Divine intervention?

When the Gold Medal replicas were awarded in 2012, Alexander’s family received only a certificate acknowledging her father’s service, Jordan said. She was told that only living Montford Pointers could receive the Gold Medal replicas. Her father, born in 1912, died in 2010 at age 98. 

Jordan, a retired Philadelphia elementary school principal, said, “I was angry and I was disappointed that my father wasn’t alive to see the recognition the Marines received in Washington.” 

In early May, Jordan joined Grace Baptist Church of Germantown. About a week later, the Jordans attended a new members’ meeting via zoom. One of the ministers, Rev. Clifford L. Stanley, was a retired Marine. When Jordan told him about receiving the certificate, Stanley replied, “Your father will get his medal.” 

Alexander was born in Georgia but living in Jacksonville, Florida, when civil rights activist Mary McCleod Bethune recruited him to attend Bethune-Cookman College in Daytona Beach on a scholarship. During his four years there, Alexander worked as her driver. At times, he drove both Bethune and her friend, Eleanor Roosevelt. 

After graduating, Alexander enlisted in the Marines and subsequently moved to Philadelphia where he and his wife, Thomassena Rollins Alexander, raised Jordan and her younger sister, Linda Henderson, in West Philadelphia. 

The former Marine not only worked for the post office, but he and his wife served as block captains for the 1300 block of Wanamaker Street. 

“My father was quite a character,” Jordan said. “He was a wonderful individual. Home and church and family were important to him. He was like a Superman for my sister and me.” 

Henderson now lives in Florida, but also plans to attend the June 14 ceremony. “He was the best dad, he was the best man,” Henderson said. “He earned a gold medal for the life he lived.” 

Jordan is still amazed at the turn of events leading to her family’s arrival at Grace. “We had been looking for over a year, traveling around to visit different churches,” she said. “I think it was divine intervention, I really do.” 

Willie Gus Talley’s story 

Dolores Andrews is also excited about the Gold Medal honor her father, Willie Gus Talley, will receive. 

Talley was born in Virginia and grew up in North Carolina, she said. He joined the Marines in 1943, was promoted to corporal, and served in Okinawa, Japan.  

“He fought, he shot a gun,” said Andrews, a semi-retired nursing administrator, who now lives in Sicklerville, New Jersey.    

She said her father loved to point out that he fought in the war; some Black Marines were relegated to taking care of munitions.
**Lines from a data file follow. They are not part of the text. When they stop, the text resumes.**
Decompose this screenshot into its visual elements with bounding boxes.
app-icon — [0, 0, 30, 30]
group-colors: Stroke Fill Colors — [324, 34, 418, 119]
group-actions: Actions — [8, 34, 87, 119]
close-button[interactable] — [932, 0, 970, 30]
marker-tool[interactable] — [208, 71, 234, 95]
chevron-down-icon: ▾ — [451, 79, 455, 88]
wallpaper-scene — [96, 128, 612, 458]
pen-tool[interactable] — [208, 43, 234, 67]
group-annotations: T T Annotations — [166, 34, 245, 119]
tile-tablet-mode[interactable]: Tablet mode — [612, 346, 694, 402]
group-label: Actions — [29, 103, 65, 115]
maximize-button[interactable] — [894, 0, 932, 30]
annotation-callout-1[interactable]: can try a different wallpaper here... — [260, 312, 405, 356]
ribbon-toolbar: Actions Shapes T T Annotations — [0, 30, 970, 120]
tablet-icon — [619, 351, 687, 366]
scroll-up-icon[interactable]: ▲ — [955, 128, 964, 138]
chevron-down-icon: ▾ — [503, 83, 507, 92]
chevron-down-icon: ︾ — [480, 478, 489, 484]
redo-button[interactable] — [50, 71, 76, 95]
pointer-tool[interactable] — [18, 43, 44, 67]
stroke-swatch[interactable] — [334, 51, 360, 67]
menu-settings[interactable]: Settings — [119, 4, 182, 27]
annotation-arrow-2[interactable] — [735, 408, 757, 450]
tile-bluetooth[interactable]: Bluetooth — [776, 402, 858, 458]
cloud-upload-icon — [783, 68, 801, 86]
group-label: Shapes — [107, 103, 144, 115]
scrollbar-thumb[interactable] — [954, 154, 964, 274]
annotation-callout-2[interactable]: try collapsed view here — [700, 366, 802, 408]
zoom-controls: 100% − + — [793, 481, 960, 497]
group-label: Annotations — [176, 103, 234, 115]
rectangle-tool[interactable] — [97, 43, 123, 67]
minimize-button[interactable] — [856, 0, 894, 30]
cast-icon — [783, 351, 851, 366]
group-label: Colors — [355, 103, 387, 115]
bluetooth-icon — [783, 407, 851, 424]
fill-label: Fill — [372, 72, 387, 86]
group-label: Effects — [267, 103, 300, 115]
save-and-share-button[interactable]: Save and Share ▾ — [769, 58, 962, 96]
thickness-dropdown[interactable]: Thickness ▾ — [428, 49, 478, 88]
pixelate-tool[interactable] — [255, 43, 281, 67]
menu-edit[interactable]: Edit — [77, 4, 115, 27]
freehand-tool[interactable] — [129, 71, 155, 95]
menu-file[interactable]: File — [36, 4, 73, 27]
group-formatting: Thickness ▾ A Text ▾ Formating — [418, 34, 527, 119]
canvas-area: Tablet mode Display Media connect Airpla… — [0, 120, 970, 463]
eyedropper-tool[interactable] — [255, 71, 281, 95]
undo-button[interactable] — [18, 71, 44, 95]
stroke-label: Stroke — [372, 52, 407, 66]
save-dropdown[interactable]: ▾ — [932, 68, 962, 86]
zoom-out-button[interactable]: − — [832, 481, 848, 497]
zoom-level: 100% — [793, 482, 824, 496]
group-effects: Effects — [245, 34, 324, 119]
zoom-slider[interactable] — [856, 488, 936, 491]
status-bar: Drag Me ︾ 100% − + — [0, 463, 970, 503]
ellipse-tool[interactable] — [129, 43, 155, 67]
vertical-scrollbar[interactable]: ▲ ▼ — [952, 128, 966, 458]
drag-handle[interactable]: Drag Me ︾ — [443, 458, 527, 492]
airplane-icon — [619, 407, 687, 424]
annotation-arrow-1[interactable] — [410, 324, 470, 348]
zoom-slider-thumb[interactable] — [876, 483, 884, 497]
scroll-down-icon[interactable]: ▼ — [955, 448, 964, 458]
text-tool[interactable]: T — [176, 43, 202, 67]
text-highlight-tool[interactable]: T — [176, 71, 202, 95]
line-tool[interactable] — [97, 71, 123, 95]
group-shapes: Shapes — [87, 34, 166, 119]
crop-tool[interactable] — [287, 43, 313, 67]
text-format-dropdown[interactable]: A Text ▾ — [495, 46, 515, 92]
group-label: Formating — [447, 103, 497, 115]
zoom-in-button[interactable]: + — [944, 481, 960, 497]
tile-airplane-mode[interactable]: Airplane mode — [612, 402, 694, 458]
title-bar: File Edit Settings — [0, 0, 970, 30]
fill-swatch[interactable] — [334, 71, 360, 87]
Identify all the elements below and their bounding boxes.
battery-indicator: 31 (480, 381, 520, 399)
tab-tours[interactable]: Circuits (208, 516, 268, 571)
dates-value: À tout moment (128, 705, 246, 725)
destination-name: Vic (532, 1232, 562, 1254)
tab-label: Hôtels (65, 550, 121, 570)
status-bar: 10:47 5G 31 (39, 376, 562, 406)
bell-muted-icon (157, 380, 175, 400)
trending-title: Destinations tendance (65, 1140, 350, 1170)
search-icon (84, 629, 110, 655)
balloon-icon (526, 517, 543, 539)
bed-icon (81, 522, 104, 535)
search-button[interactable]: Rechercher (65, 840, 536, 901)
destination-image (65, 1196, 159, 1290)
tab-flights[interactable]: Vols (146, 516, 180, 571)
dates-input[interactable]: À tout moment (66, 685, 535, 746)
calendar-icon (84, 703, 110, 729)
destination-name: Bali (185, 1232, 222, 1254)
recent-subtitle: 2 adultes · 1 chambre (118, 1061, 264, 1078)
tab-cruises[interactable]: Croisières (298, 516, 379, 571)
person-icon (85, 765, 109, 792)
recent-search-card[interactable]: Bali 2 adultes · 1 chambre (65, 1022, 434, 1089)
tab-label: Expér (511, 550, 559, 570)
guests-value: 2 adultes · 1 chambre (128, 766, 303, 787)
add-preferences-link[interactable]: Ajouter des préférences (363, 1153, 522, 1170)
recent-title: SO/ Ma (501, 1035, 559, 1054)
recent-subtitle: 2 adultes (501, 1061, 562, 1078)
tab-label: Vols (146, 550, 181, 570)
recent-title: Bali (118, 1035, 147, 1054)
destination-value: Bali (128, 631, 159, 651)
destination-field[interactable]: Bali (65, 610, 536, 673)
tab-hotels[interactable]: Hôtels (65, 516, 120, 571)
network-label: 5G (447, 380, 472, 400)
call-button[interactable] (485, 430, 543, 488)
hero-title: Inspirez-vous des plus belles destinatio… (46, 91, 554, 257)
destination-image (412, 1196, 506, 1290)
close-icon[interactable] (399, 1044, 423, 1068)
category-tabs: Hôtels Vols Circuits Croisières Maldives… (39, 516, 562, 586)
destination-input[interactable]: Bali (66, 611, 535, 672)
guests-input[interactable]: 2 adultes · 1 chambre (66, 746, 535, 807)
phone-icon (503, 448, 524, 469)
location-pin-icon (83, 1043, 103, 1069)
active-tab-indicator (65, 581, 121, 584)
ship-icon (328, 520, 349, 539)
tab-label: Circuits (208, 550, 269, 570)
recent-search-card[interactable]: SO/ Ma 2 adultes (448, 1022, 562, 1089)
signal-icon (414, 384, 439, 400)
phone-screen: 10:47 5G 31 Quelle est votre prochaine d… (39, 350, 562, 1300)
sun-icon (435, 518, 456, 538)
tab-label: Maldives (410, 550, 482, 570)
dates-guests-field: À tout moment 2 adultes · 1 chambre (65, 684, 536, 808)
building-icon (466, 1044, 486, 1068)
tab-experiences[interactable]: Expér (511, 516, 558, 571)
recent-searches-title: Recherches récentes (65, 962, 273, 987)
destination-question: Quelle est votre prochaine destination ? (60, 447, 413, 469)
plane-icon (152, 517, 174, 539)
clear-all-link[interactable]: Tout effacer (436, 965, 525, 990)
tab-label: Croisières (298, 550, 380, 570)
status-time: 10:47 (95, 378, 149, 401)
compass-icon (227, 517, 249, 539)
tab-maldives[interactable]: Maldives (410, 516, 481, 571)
He also argued with other members of the armed forces asserting that the Marines were the toughest branch. 

After his military service, Talley refused to live in the segregated south. He first moved to Ohio before arriving in Philadelphia where two of his sisters had settled. 

Talley and his wife, Carrie Marrow Barner, reared their four children, one daughter and three sons, in Roxborough. The former Marine was self-employed as a contractor, doing roofing, plumbing, and electrical work. 

Born in 1924, Talley was just 60 when he died. “We lived in Roxborough from 1956 until his death in 1985,” Andrews said. 

Because her father had little formal schooling — he left school after fourth grade — he pushed his children to focus on education. He was strict and kept them close to home. 

“We grew up with strong southern values. We didn’t run the street,” Andrews said. “I went to my senior prom, but I didn’t go to school dances. I was a kid from Philly who never went to the Uptown Theater.” 

Andrews and her brothers followed the rules. “We knew what was important and what was expected of us, she said.

The upcoming gold medal ceremony arrives at a time, Andrews said,  when some in government are removing important history from federal government websites. “It’s revisionist history, and they are doing their best to erase us.” She added, “The work is never done, and we need to write our own history. Our fathers fought just as well as the white soldiers.”